The woman in the lobby (main room?), above, told us that the club was founded in 1906. (As you can see, we were allowed to go up to the second floor as well.)

But before we go inside, let's take a little stroll around the grounds, shall we? The current structure, above, was completed in 1916 in a Mediterranean Revival style.

South Shore evolved into a Jewish and Irish Catholic neighborhood, but the club was originally for Protestants only; charter members included Marshall Field and A. Montgomery Ward. (Is that why there was a police car in front? Did someone tell them I was coming?)

Walking south, I recalled the lady saying that although Jews and blacks were never considered for membership, Irish Catholics were first admitted in 1958, the year I was born. Coincidence?

The woman, who was African American, said that blacks couldn't even wait for a bus on the sidewalk in front on South Shore Drive. If they did, the club would call the police!

Besides the main clubhouse, South Shore Country Club originally had stables, a nine-hole golf course, tennis courts, a bowling green, and a private beach on Lake Michigan, above.

Here's the back of the club. That's sand from the beach.

Walking north along the water now.

Time to go inside.

Behind the lobby is the Solarium, above, which looks out over the lake.

On the north side of the clubhouse is the Ballroom, in which a young Barack and Michelle Obama danced at their wedding reception in 1992. (I'll bet my Fox News-watching mother will be thrilled to hear that!)

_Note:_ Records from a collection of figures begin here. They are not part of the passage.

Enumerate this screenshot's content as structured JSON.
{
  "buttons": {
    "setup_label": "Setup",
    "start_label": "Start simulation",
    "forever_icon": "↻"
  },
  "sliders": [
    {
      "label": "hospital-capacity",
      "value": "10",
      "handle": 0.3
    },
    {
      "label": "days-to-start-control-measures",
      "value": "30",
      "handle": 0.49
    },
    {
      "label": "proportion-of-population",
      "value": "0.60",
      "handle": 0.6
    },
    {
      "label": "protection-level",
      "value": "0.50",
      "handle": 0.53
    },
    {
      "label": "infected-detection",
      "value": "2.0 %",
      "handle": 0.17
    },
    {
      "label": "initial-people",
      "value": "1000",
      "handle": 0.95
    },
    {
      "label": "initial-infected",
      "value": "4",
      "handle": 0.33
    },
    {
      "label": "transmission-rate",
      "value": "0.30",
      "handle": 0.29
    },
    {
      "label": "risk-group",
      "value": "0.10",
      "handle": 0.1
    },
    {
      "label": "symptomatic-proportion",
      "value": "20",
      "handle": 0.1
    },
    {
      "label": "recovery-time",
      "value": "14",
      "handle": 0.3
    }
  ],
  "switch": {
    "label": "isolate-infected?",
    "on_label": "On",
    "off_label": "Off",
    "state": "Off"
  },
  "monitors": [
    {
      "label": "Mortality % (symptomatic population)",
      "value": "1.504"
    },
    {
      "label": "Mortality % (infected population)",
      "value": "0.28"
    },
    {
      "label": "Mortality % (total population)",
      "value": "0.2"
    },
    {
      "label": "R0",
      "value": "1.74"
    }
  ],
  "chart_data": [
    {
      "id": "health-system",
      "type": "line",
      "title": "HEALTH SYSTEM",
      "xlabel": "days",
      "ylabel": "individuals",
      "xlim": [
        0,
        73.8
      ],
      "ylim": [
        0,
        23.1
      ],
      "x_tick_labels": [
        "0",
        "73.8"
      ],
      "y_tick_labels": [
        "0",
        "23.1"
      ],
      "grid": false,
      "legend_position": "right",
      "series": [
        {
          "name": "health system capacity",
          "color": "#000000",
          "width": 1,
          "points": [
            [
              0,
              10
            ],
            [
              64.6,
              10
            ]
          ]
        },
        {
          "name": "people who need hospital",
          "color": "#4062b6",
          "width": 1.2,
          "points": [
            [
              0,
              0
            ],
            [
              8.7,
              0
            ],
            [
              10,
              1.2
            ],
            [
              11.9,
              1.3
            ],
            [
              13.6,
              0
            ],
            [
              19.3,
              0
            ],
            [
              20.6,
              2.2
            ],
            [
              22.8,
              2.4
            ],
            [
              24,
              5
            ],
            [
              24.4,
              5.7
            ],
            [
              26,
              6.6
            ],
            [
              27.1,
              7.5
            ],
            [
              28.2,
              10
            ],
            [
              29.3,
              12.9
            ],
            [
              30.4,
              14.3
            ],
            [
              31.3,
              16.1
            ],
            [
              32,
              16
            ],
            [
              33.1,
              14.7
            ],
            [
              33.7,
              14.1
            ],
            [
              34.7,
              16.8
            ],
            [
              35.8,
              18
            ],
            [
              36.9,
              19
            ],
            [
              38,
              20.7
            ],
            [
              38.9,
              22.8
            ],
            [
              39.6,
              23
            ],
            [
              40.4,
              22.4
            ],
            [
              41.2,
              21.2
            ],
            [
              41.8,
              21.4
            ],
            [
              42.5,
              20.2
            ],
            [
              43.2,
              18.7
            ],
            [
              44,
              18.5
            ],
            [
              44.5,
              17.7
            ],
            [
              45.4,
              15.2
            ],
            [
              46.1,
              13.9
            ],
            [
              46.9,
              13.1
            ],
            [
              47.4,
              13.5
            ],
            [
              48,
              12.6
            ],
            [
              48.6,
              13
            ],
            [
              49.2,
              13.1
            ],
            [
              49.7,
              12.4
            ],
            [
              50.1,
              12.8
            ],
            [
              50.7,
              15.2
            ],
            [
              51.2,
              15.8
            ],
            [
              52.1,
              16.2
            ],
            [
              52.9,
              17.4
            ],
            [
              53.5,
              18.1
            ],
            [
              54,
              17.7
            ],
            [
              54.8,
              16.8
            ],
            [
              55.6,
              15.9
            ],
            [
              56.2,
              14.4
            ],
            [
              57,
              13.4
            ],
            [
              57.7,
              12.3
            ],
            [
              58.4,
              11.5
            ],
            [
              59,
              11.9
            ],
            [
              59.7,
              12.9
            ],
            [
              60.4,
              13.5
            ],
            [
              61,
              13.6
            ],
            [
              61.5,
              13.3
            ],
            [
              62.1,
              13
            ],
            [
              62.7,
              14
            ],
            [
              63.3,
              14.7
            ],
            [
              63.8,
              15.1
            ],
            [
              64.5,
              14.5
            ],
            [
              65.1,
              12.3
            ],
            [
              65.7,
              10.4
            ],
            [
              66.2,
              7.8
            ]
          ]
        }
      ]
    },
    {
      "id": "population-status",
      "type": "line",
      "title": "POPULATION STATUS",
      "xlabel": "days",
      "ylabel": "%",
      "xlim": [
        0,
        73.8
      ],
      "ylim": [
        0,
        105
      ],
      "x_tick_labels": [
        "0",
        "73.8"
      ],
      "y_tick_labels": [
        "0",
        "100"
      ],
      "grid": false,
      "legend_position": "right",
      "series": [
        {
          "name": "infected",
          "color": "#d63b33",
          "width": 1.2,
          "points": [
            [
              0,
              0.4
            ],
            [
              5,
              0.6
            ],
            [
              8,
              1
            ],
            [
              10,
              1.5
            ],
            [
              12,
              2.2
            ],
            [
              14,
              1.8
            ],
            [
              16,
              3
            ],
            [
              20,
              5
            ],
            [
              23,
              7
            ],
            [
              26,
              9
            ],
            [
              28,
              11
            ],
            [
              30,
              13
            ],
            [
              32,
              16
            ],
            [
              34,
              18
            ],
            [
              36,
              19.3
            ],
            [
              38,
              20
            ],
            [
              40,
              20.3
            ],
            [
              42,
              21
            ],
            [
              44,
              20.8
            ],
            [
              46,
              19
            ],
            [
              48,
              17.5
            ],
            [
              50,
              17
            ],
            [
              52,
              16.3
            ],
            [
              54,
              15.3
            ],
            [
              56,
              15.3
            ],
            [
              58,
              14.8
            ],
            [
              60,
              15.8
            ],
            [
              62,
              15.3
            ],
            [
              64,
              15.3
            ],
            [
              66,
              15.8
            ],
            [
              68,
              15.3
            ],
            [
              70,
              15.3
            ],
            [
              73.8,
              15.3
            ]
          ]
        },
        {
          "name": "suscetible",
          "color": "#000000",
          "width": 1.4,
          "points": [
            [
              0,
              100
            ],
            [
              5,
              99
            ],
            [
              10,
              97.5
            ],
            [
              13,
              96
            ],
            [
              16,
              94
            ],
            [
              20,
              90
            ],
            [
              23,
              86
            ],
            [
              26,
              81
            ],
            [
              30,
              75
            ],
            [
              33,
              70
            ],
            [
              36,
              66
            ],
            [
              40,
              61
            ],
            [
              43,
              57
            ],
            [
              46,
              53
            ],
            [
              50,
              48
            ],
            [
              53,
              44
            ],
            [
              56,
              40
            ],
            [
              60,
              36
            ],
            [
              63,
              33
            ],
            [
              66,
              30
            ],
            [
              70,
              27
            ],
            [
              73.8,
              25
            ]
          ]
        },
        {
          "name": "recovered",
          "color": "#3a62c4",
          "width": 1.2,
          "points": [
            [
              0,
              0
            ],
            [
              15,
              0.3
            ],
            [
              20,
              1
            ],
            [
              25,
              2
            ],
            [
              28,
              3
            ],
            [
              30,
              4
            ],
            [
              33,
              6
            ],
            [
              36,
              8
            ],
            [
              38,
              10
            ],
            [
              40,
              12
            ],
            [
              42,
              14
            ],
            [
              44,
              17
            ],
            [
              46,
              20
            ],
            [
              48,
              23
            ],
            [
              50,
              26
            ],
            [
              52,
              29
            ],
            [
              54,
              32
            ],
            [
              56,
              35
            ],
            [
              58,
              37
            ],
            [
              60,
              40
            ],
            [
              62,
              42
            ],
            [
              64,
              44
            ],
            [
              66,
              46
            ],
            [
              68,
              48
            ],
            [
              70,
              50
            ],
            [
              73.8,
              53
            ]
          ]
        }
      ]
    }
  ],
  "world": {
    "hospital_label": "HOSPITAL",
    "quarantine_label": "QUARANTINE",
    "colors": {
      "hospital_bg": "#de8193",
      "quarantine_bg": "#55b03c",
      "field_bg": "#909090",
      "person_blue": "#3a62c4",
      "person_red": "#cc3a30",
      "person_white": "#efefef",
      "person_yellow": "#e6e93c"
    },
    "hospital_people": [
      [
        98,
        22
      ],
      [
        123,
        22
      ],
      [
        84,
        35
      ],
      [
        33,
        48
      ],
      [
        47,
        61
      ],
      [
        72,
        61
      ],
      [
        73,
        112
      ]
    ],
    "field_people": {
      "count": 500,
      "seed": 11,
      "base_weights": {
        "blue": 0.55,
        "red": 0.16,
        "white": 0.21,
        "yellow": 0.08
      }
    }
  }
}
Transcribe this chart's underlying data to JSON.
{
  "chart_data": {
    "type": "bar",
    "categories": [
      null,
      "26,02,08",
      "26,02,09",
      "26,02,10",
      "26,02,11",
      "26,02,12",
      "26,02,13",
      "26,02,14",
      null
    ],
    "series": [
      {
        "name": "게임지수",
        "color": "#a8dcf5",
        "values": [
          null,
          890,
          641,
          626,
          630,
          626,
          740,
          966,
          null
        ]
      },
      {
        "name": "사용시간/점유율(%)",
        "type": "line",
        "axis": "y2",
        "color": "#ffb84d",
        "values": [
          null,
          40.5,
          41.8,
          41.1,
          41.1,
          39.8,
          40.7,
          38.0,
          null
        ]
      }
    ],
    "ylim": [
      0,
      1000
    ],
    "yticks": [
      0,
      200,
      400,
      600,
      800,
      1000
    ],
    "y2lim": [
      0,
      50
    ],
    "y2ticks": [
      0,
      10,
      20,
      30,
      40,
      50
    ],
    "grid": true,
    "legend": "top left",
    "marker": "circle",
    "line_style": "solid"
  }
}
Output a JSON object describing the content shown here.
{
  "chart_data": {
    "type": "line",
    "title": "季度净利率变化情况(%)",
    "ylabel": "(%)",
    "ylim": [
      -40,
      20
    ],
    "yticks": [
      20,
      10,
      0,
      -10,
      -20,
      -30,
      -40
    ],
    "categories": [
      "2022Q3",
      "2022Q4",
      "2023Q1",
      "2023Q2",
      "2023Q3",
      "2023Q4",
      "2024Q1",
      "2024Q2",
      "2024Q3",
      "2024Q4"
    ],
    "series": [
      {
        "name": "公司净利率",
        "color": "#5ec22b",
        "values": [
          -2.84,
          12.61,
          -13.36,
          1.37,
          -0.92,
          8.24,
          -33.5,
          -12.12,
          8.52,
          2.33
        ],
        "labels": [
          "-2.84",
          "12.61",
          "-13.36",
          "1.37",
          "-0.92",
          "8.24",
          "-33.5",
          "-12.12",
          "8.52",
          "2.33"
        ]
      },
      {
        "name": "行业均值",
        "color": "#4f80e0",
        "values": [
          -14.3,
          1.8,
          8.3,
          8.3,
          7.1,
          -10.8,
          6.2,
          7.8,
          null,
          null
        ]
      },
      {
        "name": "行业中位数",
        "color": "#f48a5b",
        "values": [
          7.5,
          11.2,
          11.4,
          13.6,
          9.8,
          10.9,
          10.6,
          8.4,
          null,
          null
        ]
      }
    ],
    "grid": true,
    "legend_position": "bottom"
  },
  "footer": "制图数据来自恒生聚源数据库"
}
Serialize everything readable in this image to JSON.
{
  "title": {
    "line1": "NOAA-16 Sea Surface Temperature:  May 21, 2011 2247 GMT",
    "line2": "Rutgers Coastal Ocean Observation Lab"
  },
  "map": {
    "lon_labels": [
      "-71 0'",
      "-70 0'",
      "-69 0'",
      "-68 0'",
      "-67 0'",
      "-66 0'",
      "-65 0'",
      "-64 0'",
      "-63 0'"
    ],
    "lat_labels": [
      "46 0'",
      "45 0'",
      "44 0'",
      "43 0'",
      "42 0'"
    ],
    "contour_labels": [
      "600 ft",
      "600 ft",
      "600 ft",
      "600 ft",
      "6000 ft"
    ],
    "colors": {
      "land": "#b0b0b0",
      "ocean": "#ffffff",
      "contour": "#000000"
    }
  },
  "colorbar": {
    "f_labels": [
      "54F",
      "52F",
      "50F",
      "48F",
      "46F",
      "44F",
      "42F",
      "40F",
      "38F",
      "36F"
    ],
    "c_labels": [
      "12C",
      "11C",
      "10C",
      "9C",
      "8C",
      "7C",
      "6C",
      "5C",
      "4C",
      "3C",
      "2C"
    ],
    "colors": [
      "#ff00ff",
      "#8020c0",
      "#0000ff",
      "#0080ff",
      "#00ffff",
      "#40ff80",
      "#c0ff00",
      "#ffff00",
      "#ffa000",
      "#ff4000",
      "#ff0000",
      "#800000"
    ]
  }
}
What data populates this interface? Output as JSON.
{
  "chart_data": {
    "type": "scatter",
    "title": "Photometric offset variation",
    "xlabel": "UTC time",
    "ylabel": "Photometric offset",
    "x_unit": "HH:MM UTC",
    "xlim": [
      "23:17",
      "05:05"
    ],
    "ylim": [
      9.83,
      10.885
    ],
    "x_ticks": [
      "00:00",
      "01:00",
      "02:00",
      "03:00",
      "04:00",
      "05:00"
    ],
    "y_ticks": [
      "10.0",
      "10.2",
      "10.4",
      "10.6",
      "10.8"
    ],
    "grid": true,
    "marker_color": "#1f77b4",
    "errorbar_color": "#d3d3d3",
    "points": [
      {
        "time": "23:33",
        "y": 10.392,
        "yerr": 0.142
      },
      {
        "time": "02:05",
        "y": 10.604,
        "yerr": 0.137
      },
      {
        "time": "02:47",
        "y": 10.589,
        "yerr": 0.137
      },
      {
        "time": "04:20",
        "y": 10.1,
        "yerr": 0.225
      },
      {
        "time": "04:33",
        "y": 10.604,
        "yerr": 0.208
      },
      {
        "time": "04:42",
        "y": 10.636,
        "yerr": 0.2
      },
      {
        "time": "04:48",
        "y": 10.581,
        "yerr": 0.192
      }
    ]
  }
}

To the south of the lobby are two rooms from the original 1916 building.

The theater, above, houses the South Shore Opera Company. ("Yes, we really have an opera company," the lady insisted.)

By the 1960s, the South Shore neighborhood began to "change." For those of you not from Chicago, that means "whites moved out to the suburbs as blacks moved in." From my understanding, the Irish and Jews left South Shore practically "overnight," sometime in the late 1960s.

According to Wikipedia, the club considered opening its membership to Jews in 1967 (kind of like locking, or unlocking, the barn door after the horse had left) and African Americans a little while after. But by now it was too late.

The decision at that time not to open membership accelerated the decline of the club; in 1973, the decision was made to liquidate its assets, and in 1975, the property was sold to the Chicago Park District for $9,775,000.

It was listed on the U.S. National Register of Historic Places in 1975.

A coalition of neighborhood activists and historic preservationists successfully convinced the Park District not to demolish the buildings. Instead, the facility was renamed the South Shore Cultural Center. Over two decades, the main buildings were slowly renovated and repurposed. Other buildings were torn down.

By now it was time for me to go. (Quick -- before that cop sees me!)

I think one of the reasons I'm enjoying being back in the city is that so much of my family's history is here. I don't know if my mother ever made it to one of those dances at South Shore Country Club, but her youngest son was there this weekend.

1 comment:

Ed Crotty said...

Glad you made it!! We tooled around the South Side - Decorators Supply - which makes all of the ornate plasterwork for it seems the whole country, Stockyards Brick - which reclaims brick, timer and other things, the PLANT - which creates its own methane to power a bakery, a brewery (soon) a shrimp/fish/aquaponic greens farm, and a coffee roaster. Thalia hall in Pilsen ( plus lunch on 18th st ) and we were the last ones to get into the Columbia Yacht club - ( it is an old ferry - the view is great but it is not fancy ).